April 06, 2008

Indian art made in Asia

Know what you're buying with Indian craftsAttention, shoppers. If you plan to buy American-Indian jewelry, baskets or pottery in New Mexico, be careful. There are a lot of fakes out there.

A New Mexican law called the Indian Arts and Crafts Enforcement Act prohibits misrepresentation of Indian arts.

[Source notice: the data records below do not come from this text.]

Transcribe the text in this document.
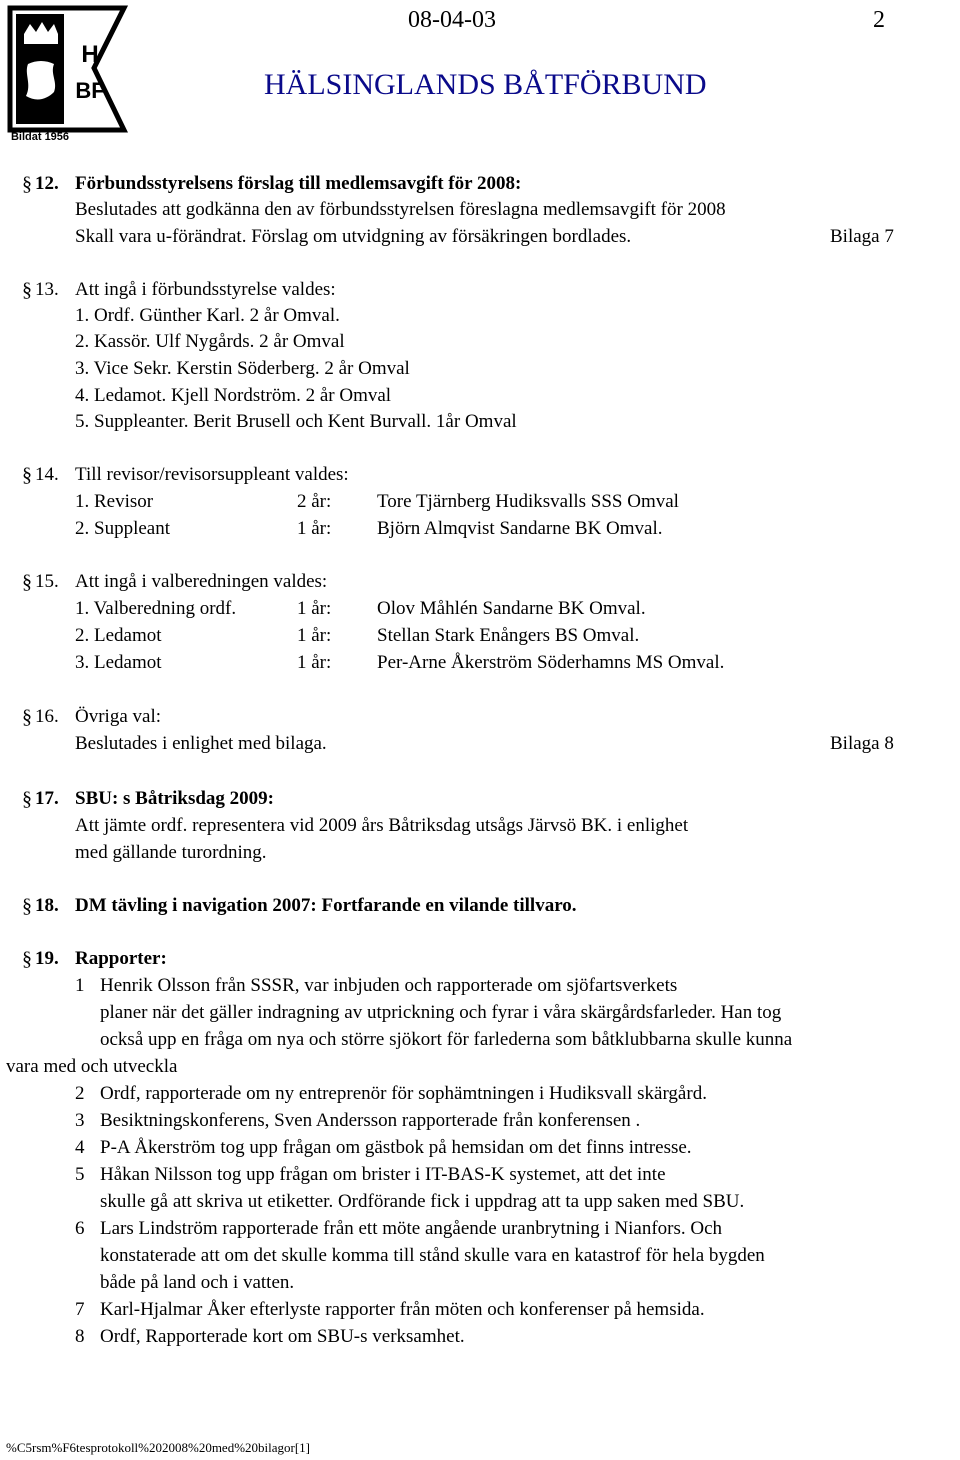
H
BF
Bildat 1956
08-04-03	2
HÄLSINGLANDS BÅTFÖRBUND
§ 12. Förbundsstyrelsens förslag till medlemsavgift för 2008:
Beslutades att godkänna den av förbundsstyrelsen föreslagna medlemsavgift för 2008
Skall vara u-förändrat. Förslag om utvidgning av försäkringen bordlades.	Bilaga 7
§ 13. Att ingå i förbundsstyrelse valdes:
1. Ordf. Günther Karl. 2 år Omval.
2. Kassör. Ulf Nygårds. 2 år Omval
3. Vice Sekr. Kerstin Söderberg. 2 år Omval
4. Ledamot. Kjell Nordström. 2 år Omval
5. Suppleanter. Berit Brusell och Kent Burvall. 1år Omval
§ 14. Till revisor/revisorsuppleant valdes:
1. Revisor	2 år: Tore Tjärnberg Hudiksvalls SSS Omval
2. Suppleant	1 år: Björn Almqvist Sandarne BK Omval.
§ 15. Att ingå i valberedningen valdes:
1. Valberedning ordf.	1 år: Olov Måhlén Sandarne BK Omval.
2. Ledamot	1 år: Stellan Stark Enångers BS Omval.
3. Ledamot	1 år: Per-Arne Åkerström Söderhamns MS Omval.
§ 16. Övriga val:
Beslutades i enlighet med bilaga.	Bilaga 8
§ 17. SBU: s Båtriksdag 2009:
Att jämte ordf. representera vid 2009 års Båtriksdag utsågs Järvsö BK. i enlighet
med gällande turordning.
§ 18. DM tävling i navigation 2007: Fortfarande en vilande tillvaro.
§ 19. Rapporter:
1 Henrik Olsson från SSSR, var inbjuden och rapporterade om sjöfartsverkets
planer när det gäller indragning av utprickning och fyrar i våra skärgårdsfarleder. Han tog
också upp en fråga om nya och större sjökort för farlederna som båtklubbarna skulle kunna
vara med och utveckla
2 Ordf, rapporterade om ny entreprenör för sophämtningen i Hudiksvall skärgård.
3 Besiktningskonferens, Sven Andersson rapporterade från konferensen .
4 P-A Åkerström tog upp frågan om gästbok på hemsidan om det finns intresse.
5 Håkan Nilsson tog upp frågan om brister i IT-BAS-K systemet, att det inte
skulle gå att skriva ut etiketter. Ordförande fick i uppdrag att ta upp saken med SBU.
6 Lars Lindström rapporterade från ett möte angående uranbrytning i Nianfors. Och
konstaterade att om det skulle komma till stånd skulle vara en katastrof för hela bygden
både på land och i vatten.
7 Karl-Hjalmar Åker efterlyste rapporter från möten och konferenser på hemsida.
8 Ordf, Rapporterade kort om SBU-s verksamhet.
%C5rsm%F6tesprotokoll%202008%20med%20bilagor[1]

The target of the law is cheap knockoffs made in Asia.

"Misrepresentation runs rampant," says Zac Cox, whose grandparents have run the Rainbow Man store in Santa Fe since 1945. Their shop specializes in older American-Indian crafts and jewelry, sometimes called "old pawn" that was made from about 1900 to 1950. But even old pawn jewelry can be faked, an insult to the original makers who scraped up rare materials to create beautiful things.

"People don't realize how hard it was to create it," Cox says, pointing to a heavy turquoise-and-silver cuff bracelet circa 1930. Such bracelets can sell for about $350 to $1,500.


dmarks said...

I was about to purchase a woooden flute sold by a Native vendor at a pow-wow once, but noticed that the sticker said it was made in India.

It wasn't actually misrepresented, but I find this experience to be related to this post topic.

Rob said...

As you'll see eventually, this kind of incident also occurs in the PEACE PARTY graphic novel.